OpenAI’s and other generative AI models lack true intelligence. Based on patterns and the context of any surrounding data, models “learn” how likely it is for data to occur when they are fed an immense number of samples (such as voice recordings, movies, essays, and so on).

The majority of models are trained using information from publicly accessible websites and online data sets. Businesses claim that fair usage protects them from being held accountable for their indiscriminate data scraping and commercial model training. However, a lot of copyright holders don’t agree, and they’re suing to stop the practice.

Since other data sources are, as it were, drying up, video transcriptions have emerged as a critical component of training data.

Based on data from Originality.AI, more than 35 percent of the top 1,000 websites worldwide currently restrict OpenAI’s web crawler. Furthermore, according to a research by MIT’s Data Provenance Initiative, roughly 25% of data from “high-quality” sources has been removed from the main data sets used to train AI models. The research company Epoch AI projects that between 2026 and 2032, developers will run out of data to train generative AI models, should the current trend of access limiting continue.

According to a story published in April in The New York Times, OpenAI developed Whisper, its first speech recognition model, to transcribe audio from videos in order to gather more training data. According to The Times, an OpenAI team that included the company’s president, Greg Brockman, utilized Whisper to transcribe over a million hours of YouTube footage. The transcripts were then used to train OpenAI’s text-generating and -analyzing model, GPT-4.

A few employees of OpenAI talked about how this would be against YouTube policy, according to the Times.

Companies such as Anthropic, Apple, Salesforce, and Nvidia were claimed to have trained generative AI models using a data set called The Pile, which comprises subtitles from hundreds of thousands of YouTube movies, in July by Proof News. Numerous YouTubers whose subtitles were included in The Pile were unaware of this and did not provide their authorization; Apple subsequently issued a statement clarifying that it had no intention of using those models to fuel any artificial intelligence features in its products.

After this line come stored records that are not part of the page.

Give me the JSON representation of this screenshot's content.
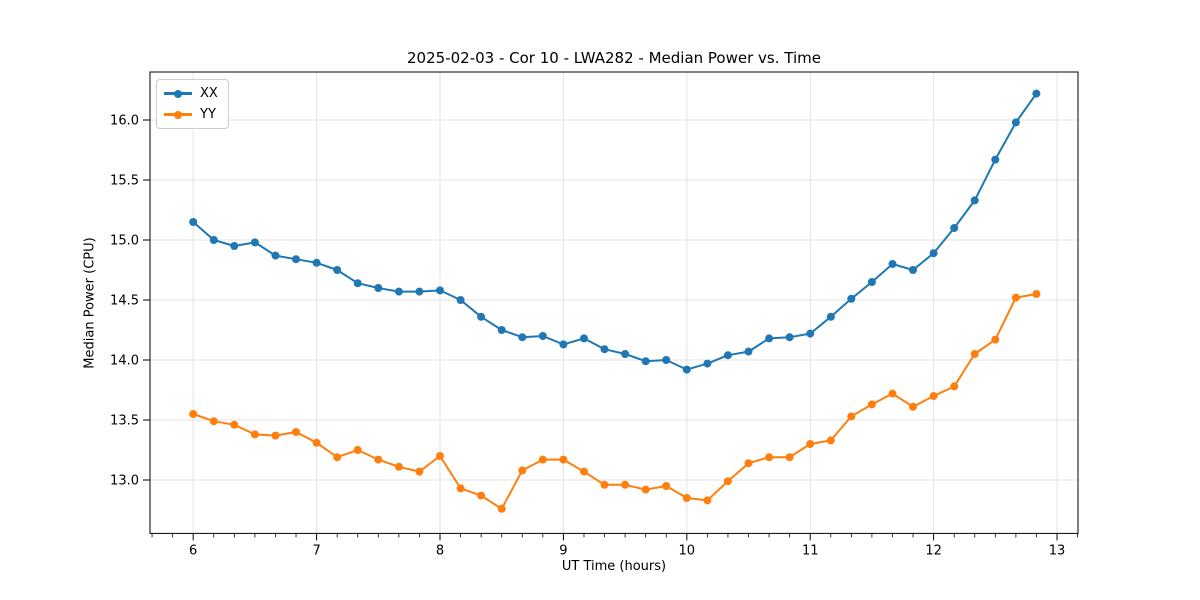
{
  "figure": {
    "background": "#ffffff"
  },
  "chart_data": {
    "type": "line",
    "title": "2025-02-03 - Cor 10 - LWA282 - Median Power vs. Time",
    "xlabel": "UT Time (hours)",
    "ylabel": "Median Power (CPU)",
    "xlim": [
      5.65,
      13.17
    ],
    "ylim": [
      12.555,
      16.4
    ],
    "grid": true,
    "legend_position": "upper left",
    "x_major_ticks": [
      6,
      7,
      8,
      9,
      10,
      11,
      12,
      13
    ],
    "x_tick_labels": [
      "6",
      "7",
      "8",
      "9",
      "10",
      "11",
      "12",
      "13"
    ],
    "x_minor_tick_step_hours": 0.1667,
    "y_major_ticks": [
      13.0,
      13.5,
      14.0,
      14.5,
      15.0,
      15.5,
      16.0
    ],
    "y_tick_labels": [
      "13.0",
      "13.5",
      "14.0",
      "14.5",
      "15.0",
      "15.5",
      "16.0"
    ],
    "x": [
      6.0,
      6.167,
      6.333,
      6.5,
      6.667,
      6.833,
      7.0,
      7.167,
      7.333,
      7.5,
      7.667,
      7.833,
      8.0,
      8.167,
      8.333,
      8.5,
      8.667,
      8.833,
      9.0,
      9.167,
      9.333,
      9.5,
      9.667,
      9.833,
      10.0,
      10.167,
      10.333,
      10.5,
      10.667,
      10.833,
      11.0,
      11.167,
      11.333,
      11.5,
      11.667,
      11.833,
      12.0,
      12.167,
      12.333,
      12.5,
      12.667,
      12.833
    ],
    "series": [
      {
        "name": "XX",
        "color": "#1f77b4",
        "values": [
          15.15,
          15.0,
          14.95,
          14.98,
          14.87,
          14.84,
          14.81,
          14.75,
          14.64,
          14.6,
          14.57,
          14.57,
          14.58,
          14.5,
          14.36,
          14.25,
          14.19,
          14.2,
          14.13,
          14.18,
          14.09,
          14.05,
          13.99,
          14.0,
          13.92,
          13.97,
          14.04,
          14.07,
          14.18,
          14.19,
          14.22,
          14.36,
          14.51,
          14.65,
          14.8,
          14.75,
          14.89,
          15.1,
          15.33,
          15.67,
          15.98,
          16.22
        ]
      },
      {
        "name": "YY",
        "color": "#ff7f0e",
        "values": [
          13.55,
          13.49,
          13.46,
          13.38,
          13.37,
          13.4,
          13.31,
          13.19,
          13.25,
          13.17,
          13.11,
          13.07,
          13.2,
          12.93,
          12.87,
          12.76,
          13.08,
          13.17,
          13.17,
          13.07,
          12.96,
          12.96,
          12.92,
          12.95,
          12.85,
          12.83,
          12.99,
          13.14,
          13.19,
          13.19,
          13.3,
          13.33,
          13.53,
          13.63,
          13.72,
          13.61,
          13.7,
          13.78,
          14.05,
          14.17,
          14.52,
          14.55
        ]
      }
    ]
  },
  "legend": {
    "items": [
      {
        "label": "XX",
        "color": "#1f77b4"
      },
      {
        "label": "YY",
        "color": "#ff7f0e"
      }
    ]
  },
  "style": {
    "grid_color": "#e3e3e3",
    "spine_color": "#000000",
    "tick_color": "#000000"
  }
}
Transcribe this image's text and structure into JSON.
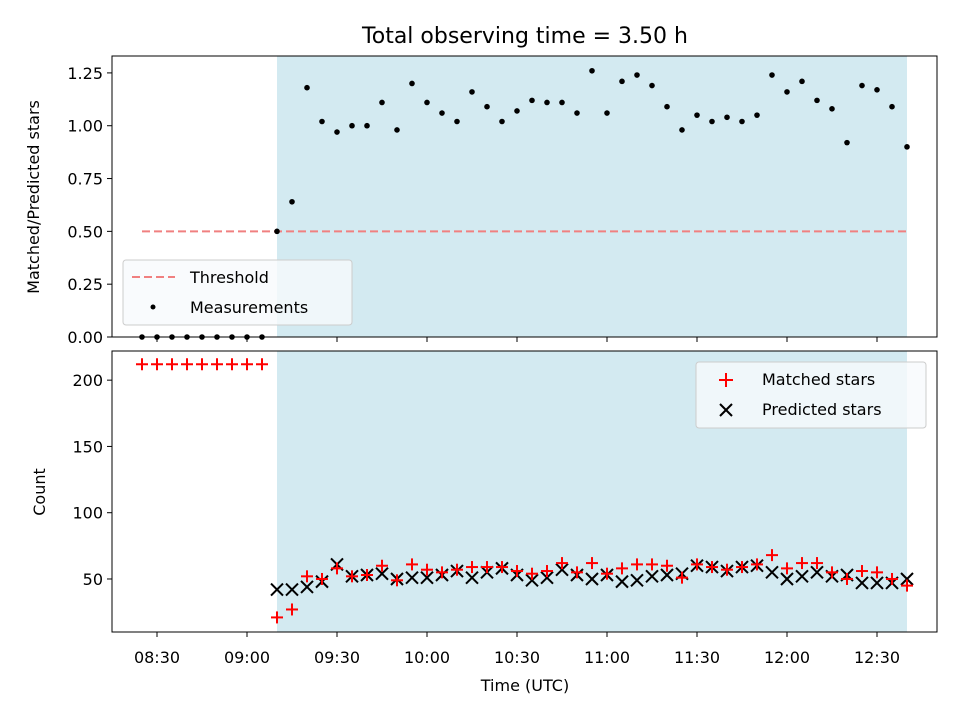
{
  "chart_data": [
    {
      "type": "scatter",
      "title": "Total observing time = 3.50 h",
      "ylabel": "Matched/Predicted stars",
      "xlabel": "",
      "ylim": [
        0,
        1.33
      ],
      "yticks": [
        0.0,
        0.25,
        0.5,
        0.75,
        1.0,
        1.25
      ],
      "ytick_labels": [
        "0.00",
        "0.25",
        "0.50",
        "0.75",
        "1.00",
        "1.25"
      ],
      "grid": false,
      "legend_loc": "lower-left",
      "shaded_span": [
        "09:10",
        "12:40"
      ],
      "shaded_color": "#d3eaf1",
      "threshold": {
        "name": "Threshold",
        "value": 0.5,
        "x_range": [
          "08:25",
          "12:40"
        ],
        "color": "#f08080"
      },
      "series": [
        {
          "name": "Measurements",
          "color": "#000000",
          "x": [
            "08:25",
            "08:30",
            "08:35",
            "08:40",
            "08:45",
            "08:50",
            "08:55",
            "09:00",
            "09:05",
            "09:10",
            "09:15",
            "09:20",
            "09:25",
            "09:30",
            "09:35",
            "09:40",
            "09:45",
            "09:50",
            "09:55",
            "10:00",
            "10:05",
            "10:10",
            "10:15",
            "10:20",
            "10:25",
            "10:30",
            "10:35",
            "10:40",
            "10:45",
            "10:50",
            "10:55",
            "11:00",
            "11:05",
            "11:10",
            "11:15",
            "11:20",
            "11:25",
            "11:30",
            "11:35",
            "11:40",
            "11:45",
            "11:50",
            "11:55",
            "12:00",
            "12:05",
            "12:10",
            "12:15",
            "12:20",
            "12:25",
            "12:30",
            "12:35",
            "12:40"
          ],
          "y": [
            0,
            0,
            0,
            0,
            0,
            0,
            0,
            0,
            0,
            0.5,
            0.64,
            1.18,
            1.02,
            0.97,
            1.0,
            1.0,
            1.11,
            0.98,
            1.2,
            1.11,
            1.06,
            1.02,
            1.16,
            1.09,
            1.02,
            1.07,
            1.12,
            1.11,
            1.11,
            1.06,
            1.26,
            1.06,
            1.21,
            1.24,
            1.19,
            1.09,
            0.98,
            1.05,
            1.02,
            1.04,
            1.02,
            1.05,
            1.24,
            1.16,
            1.21,
            1.12,
            1.08,
            0.92,
            1.19,
            1.17,
            1.09,
            0.9
          ]
        }
      ]
    },
    {
      "type": "scatter",
      "title": "",
      "ylabel": "Count",
      "xlabel": "Time (UTC)",
      "ylim": [
        10,
        222
      ],
      "yticks": [
        50,
        100,
        150,
        200
      ],
      "ytick_labels": [
        "50",
        "100",
        "150",
        "200"
      ],
      "xlim": [
        "08:15",
        "12:50"
      ],
      "xticks": [
        "08:30",
        "09:00",
        "09:30",
        "10:00",
        "10:30",
        "11:00",
        "11:30",
        "12:00",
        "12:30"
      ],
      "xtick_labels": [
        "08:30",
        "09:00",
        "09:30",
        "10:00",
        "10:30",
        "11:00",
        "11:30",
        "12:00",
        "12:30"
      ],
      "grid": false,
      "legend_loc": "top-right",
      "shaded_span": [
        "09:10",
        "12:40"
      ],
      "shaded_color": "#d3eaf1",
      "series": [
        {
          "name": "Matched stars",
          "marker": "+",
          "color": "#ff0000",
          "x": [
            "08:25",
            "08:30",
            "08:35",
            "08:40",
            "08:45",
            "08:50",
            "08:55",
            "09:00",
            "09:05",
            "09:10",
            "09:15",
            "09:20",
            "09:25",
            "09:30",
            "09:35",
            "09:40",
            "09:45",
            "09:50",
            "09:55",
            "10:00",
            "10:05",
            "10:10",
            "10:15",
            "10:20",
            "10:25",
            "10:30",
            "10:35",
            "10:40",
            "10:45",
            "10:50",
            "10:55",
            "11:00",
            "11:05",
            "11:10",
            "11:15",
            "11:20",
            "11:25",
            "11:30",
            "11:35",
            "11:40",
            "11:45",
            "11:50",
            "11:55",
            "12:00",
            "12:05",
            "12:10",
            "12:15",
            "12:20",
            "12:25",
            "12:30",
            "12:35",
            "12:40"
          ],
          "y": [
            212,
            212,
            212,
            212,
            212,
            212,
            212,
            212,
            212,
            21,
            27,
            52,
            50,
            58,
            52,
            53,
            60,
            49,
            61,
            57,
            55,
            57,
            59,
            59,
            59,
            56,
            54,
            56,
            62,
            55,
            62,
            54,
            58,
            61,
            61,
            60,
            51,
            61,
            59,
            57,
            59,
            61,
            68,
            58,
            62,
            62,
            55,
            50,
            56,
            55,
            50,
            45
          ]
        },
        {
          "name": "Predicted stars",
          "marker": "x",
          "color": "#000000",
          "x": [
            "09:10",
            "09:15",
            "09:20",
            "09:25",
            "09:30",
            "09:35",
            "09:40",
            "09:45",
            "09:50",
            "09:55",
            "10:00",
            "10:05",
            "10:10",
            "10:15",
            "10:20",
            "10:25",
            "10:30",
            "10:35",
            "10:40",
            "10:45",
            "10:50",
            "10:55",
            "11:00",
            "11:05",
            "11:10",
            "11:15",
            "11:20",
            "11:25",
            "11:30",
            "11:35",
            "11:40",
            "11:45",
            "11:50",
            "11:55",
            "12:00",
            "12:05",
            "12:10",
            "12:15",
            "12:20",
            "12:25",
            "12:30",
            "12:35",
            "12:40"
          ],
          "y": [
            42,
            42,
            44,
            48,
            61,
            52,
            53,
            54,
            50,
            51,
            51,
            53,
            56,
            51,
            55,
            58,
            53,
            49,
            51,
            57,
            53,
            50,
            53,
            48,
            49,
            52,
            53,
            54,
            60,
            59,
            56,
            59,
            60,
            55,
            50,
            52,
            55,
            52,
            53,
            47,
            47,
            47,
            50
          ]
        }
      ]
    }
  ]
}
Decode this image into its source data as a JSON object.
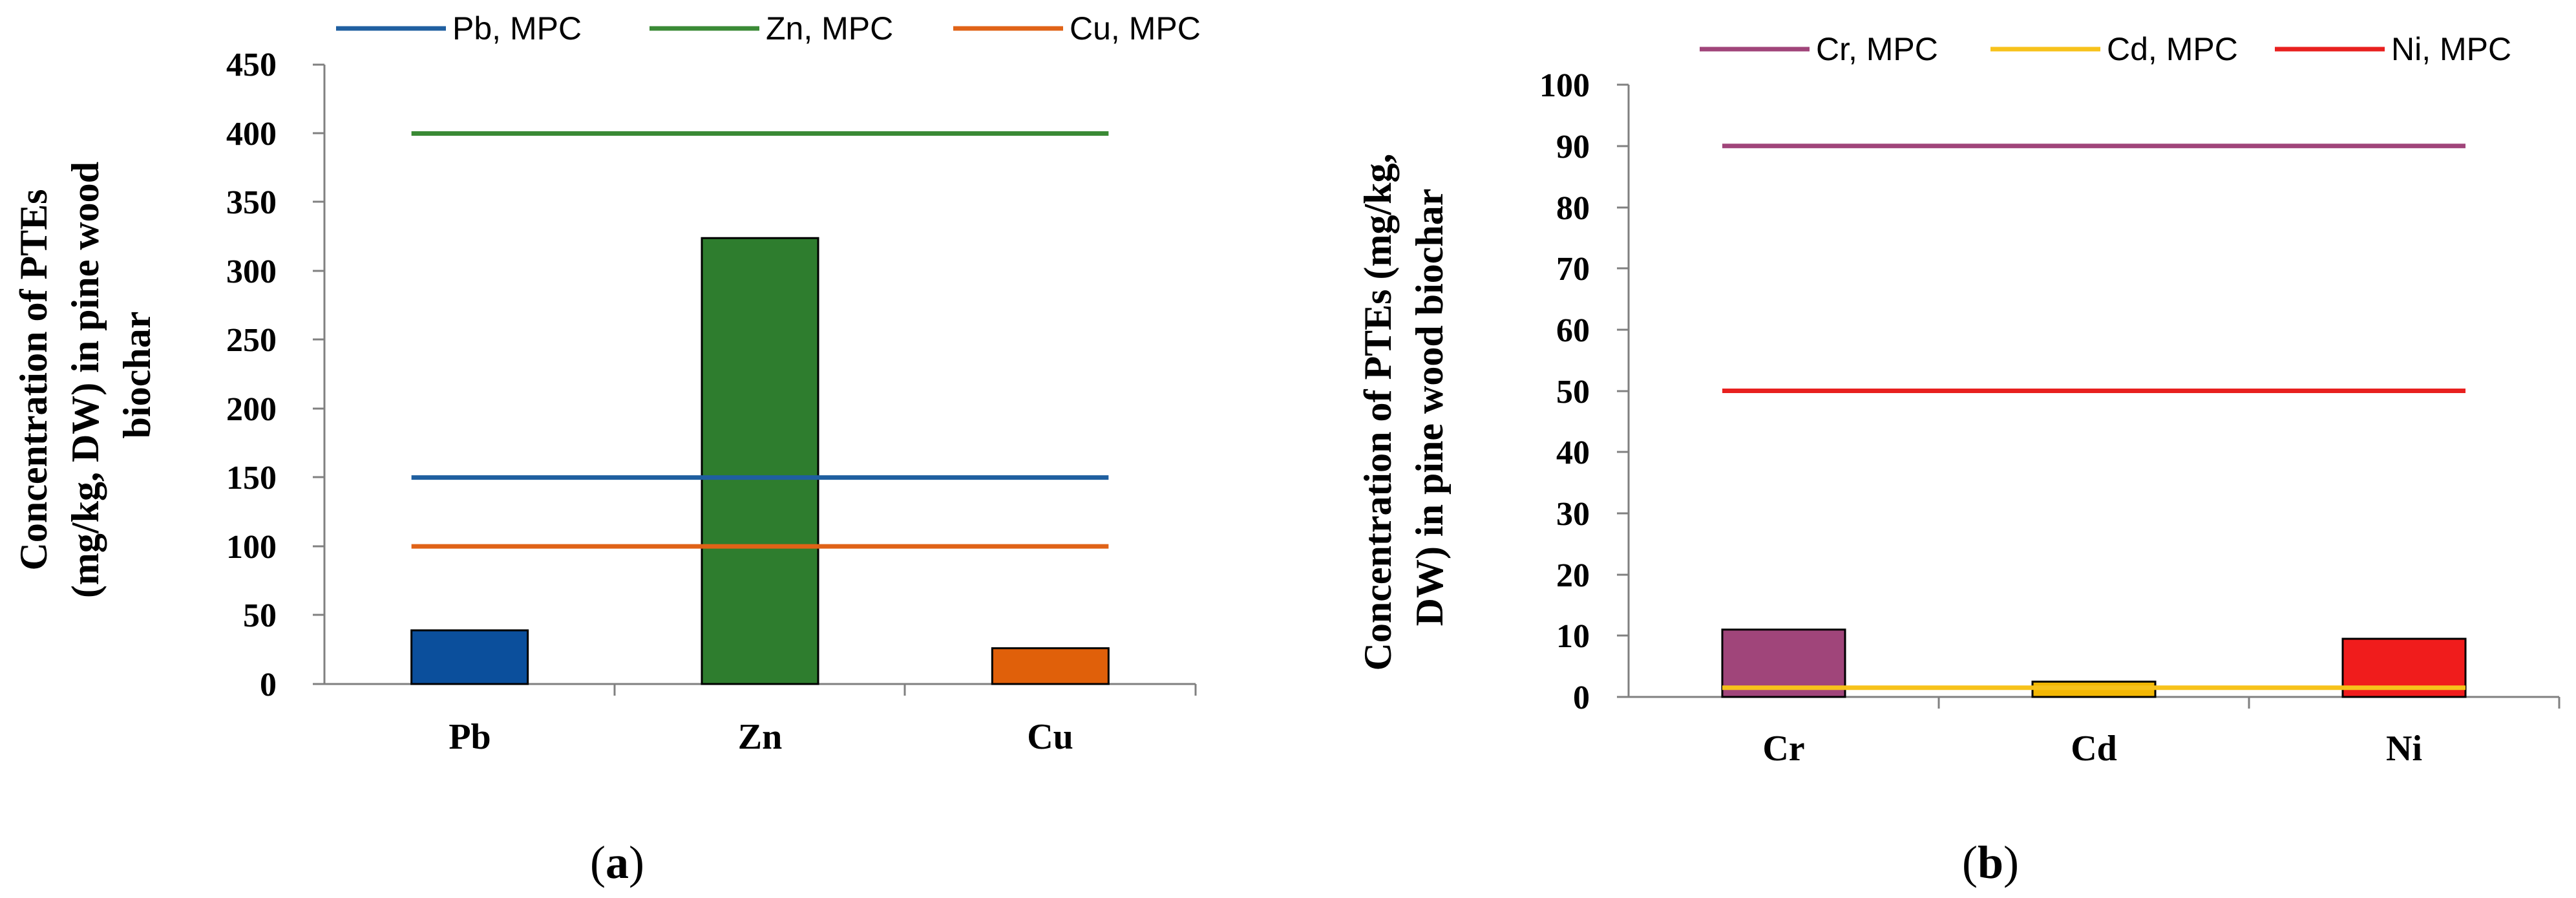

Transcripts have also been used by YouTube’s parent firm, Google, to train its models.

Google expanded its terms of service (ToS) last year in part to enable the corporation to access additional user data for the purpose of building generative AI models. It was unclear under the previous TOS if Google could utilize data from YouTube to develop goods outside of the video site. Not with the new terms in place, which significantly loosen the restrictions.

We’ve contacted Google and OpenAI regarding the class action lawsuit, and we’ll update this article if they answer.

For OpenAI, the month has gotten off to a difficult start.

Elon Musk, the CEO of Tesla and X, filed a new lawsuit against Sam Altman, the CEO of OpenAI, on Monday, charging the latter with forsaking its initial charitable goal in favor of keeping some of its most advanced technology for use by commercial clients. Musk filed a lawsuit against OpenAI in February, making the same accusations, but this time it also charges OpenAI with racketeering.